In this intensive 90-minute tutorial, participants will build a streamlined Machine Learning Platform (MLP) focusing on core functionalities. This session is designed for data scientists, machine learning engineers, and software developers who want to gain hands-on experience in constructing the fundamental components of a machine learning infrastructure.
Outline
Introduction and Setup (10 minutes)
- Overview of the ML platform architecture
- Brief Review of Domain Driven Design
Inference Engine (30 minutes)
- Building a straightforward model serving component
- Implementing prediction functionality
Model Registry & Feature Store (15 minutes)
- Creating a simple model versioning system
- Storing and retrieving model metadata
Event Driven Design & Message Bus (30 minutes)
- Overview of Event Driven Design
- Developing a basic workflow management system
Model Trainer (Time Permitting)
- Simple model trainer
Challenge Questions (5 minutes)
- Additional considerations to take the project forward.
- Brief discussion on scaling and additional components (monolith, microservice, cloud native)
Resources for further learning
Throughout the tutorial, we will borrow principles from domain driven design to formalize the bounded contexts within an ML Platform.
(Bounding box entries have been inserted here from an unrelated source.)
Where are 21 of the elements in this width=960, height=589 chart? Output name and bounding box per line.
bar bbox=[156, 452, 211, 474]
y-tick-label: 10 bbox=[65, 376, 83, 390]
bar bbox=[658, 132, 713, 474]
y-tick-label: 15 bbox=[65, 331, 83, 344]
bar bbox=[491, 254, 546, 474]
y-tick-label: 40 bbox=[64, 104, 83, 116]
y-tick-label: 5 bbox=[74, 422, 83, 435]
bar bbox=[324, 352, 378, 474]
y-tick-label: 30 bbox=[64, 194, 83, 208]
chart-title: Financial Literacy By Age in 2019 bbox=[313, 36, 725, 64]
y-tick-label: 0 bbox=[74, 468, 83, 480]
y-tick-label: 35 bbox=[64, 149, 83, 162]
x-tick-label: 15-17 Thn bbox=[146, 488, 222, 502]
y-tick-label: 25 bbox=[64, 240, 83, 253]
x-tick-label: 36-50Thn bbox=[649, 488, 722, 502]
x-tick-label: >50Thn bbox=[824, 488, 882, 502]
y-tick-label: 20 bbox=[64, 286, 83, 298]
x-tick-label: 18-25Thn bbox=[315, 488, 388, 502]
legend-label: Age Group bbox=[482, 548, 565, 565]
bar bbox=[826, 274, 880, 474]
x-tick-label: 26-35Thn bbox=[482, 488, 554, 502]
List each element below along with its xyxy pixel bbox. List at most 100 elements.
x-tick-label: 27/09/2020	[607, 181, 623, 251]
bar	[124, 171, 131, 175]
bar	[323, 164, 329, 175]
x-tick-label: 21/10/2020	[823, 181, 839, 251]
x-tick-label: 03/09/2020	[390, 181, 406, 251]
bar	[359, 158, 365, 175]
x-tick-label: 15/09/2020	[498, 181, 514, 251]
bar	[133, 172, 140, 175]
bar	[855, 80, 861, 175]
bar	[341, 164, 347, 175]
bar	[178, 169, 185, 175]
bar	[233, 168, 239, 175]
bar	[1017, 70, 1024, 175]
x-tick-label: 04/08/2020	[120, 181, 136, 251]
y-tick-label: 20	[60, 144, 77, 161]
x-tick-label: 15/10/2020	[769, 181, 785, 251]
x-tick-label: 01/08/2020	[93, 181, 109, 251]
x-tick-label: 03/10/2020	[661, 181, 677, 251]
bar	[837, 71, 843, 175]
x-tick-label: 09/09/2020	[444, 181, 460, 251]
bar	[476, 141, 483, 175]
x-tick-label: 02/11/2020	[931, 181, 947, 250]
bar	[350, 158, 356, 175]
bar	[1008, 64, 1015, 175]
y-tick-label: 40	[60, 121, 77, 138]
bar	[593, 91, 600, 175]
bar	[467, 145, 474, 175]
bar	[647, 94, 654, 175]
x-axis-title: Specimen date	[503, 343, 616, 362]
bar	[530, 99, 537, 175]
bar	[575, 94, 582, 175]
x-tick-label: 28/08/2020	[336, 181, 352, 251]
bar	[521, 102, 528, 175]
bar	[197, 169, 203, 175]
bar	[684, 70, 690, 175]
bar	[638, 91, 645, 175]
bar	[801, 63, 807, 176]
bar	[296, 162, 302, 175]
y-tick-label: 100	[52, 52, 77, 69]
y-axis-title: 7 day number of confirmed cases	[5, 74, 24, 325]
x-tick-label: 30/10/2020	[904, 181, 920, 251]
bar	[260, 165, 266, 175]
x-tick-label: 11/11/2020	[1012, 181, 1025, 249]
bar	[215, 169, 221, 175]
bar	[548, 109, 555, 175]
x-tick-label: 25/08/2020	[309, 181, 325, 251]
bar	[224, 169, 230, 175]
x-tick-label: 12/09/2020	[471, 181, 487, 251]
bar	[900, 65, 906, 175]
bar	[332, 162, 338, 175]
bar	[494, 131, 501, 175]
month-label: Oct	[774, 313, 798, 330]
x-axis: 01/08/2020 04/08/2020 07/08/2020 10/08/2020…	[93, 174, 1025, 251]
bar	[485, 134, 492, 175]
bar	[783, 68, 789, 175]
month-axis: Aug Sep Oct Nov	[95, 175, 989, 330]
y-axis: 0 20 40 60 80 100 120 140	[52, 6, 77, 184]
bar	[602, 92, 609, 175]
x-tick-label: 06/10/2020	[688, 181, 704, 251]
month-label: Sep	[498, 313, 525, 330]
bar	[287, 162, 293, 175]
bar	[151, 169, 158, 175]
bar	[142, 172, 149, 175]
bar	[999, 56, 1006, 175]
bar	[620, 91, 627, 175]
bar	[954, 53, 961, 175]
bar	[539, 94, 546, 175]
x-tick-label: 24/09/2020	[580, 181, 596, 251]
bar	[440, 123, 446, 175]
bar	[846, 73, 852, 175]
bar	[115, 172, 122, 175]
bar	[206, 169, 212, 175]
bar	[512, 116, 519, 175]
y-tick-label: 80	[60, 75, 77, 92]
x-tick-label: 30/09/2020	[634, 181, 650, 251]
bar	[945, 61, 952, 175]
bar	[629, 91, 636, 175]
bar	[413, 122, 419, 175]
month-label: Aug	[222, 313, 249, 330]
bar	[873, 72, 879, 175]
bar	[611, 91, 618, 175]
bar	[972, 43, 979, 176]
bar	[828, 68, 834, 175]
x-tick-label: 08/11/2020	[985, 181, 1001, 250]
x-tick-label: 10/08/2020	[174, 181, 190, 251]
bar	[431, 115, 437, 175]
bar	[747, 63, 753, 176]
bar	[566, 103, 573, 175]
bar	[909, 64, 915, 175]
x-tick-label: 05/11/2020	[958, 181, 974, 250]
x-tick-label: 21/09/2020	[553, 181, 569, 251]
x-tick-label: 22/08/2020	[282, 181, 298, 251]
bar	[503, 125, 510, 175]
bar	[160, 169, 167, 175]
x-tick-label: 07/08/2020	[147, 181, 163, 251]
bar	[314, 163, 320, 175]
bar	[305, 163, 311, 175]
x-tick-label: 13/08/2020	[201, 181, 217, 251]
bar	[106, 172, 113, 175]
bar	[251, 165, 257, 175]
We will also emphasize the importance of writing tests first, demonstrating how TDD can lead to more robust and reliable ML infrastructure components.
Participants will follow along, building and testing each component in real-time. By the end of the session, attendees will have a functional, well-tested, albeit basic, machine learning platform that they can further expand and customize.
Requirements:
- Intermediate understanding of Python programming
- Basic familiarity with machine learning concepts
- Basic knowledge of unit testing (beneficial but not required, pytest will also be helpful)
- Laptop with Python 3.12+ installed
Materials:
All necessary code, tests, and documentation will be provided through a GitHub repository. The link to the repository will be shared with participants after the session. Attendees are encouraged to clone the repository and install the required dependencies before the tutorial begins.
By the end of this tutorial, participants will have gained practical insights into building the core components of a machine learning platform using TDD. They'll understand how these essential elements interact to form a basic ML infrastructure, providing a solid foundation for further exploration and implementation in their own projects.
Previous knowledge expected
Nathan Colbert is an ML professional with 5 years experience building, deploying, and owning end-to-end ML Systems. Nathan works at Peacock as a Senior Manager of ML Architecture where he is focused on accelerating ML delivery across the organization.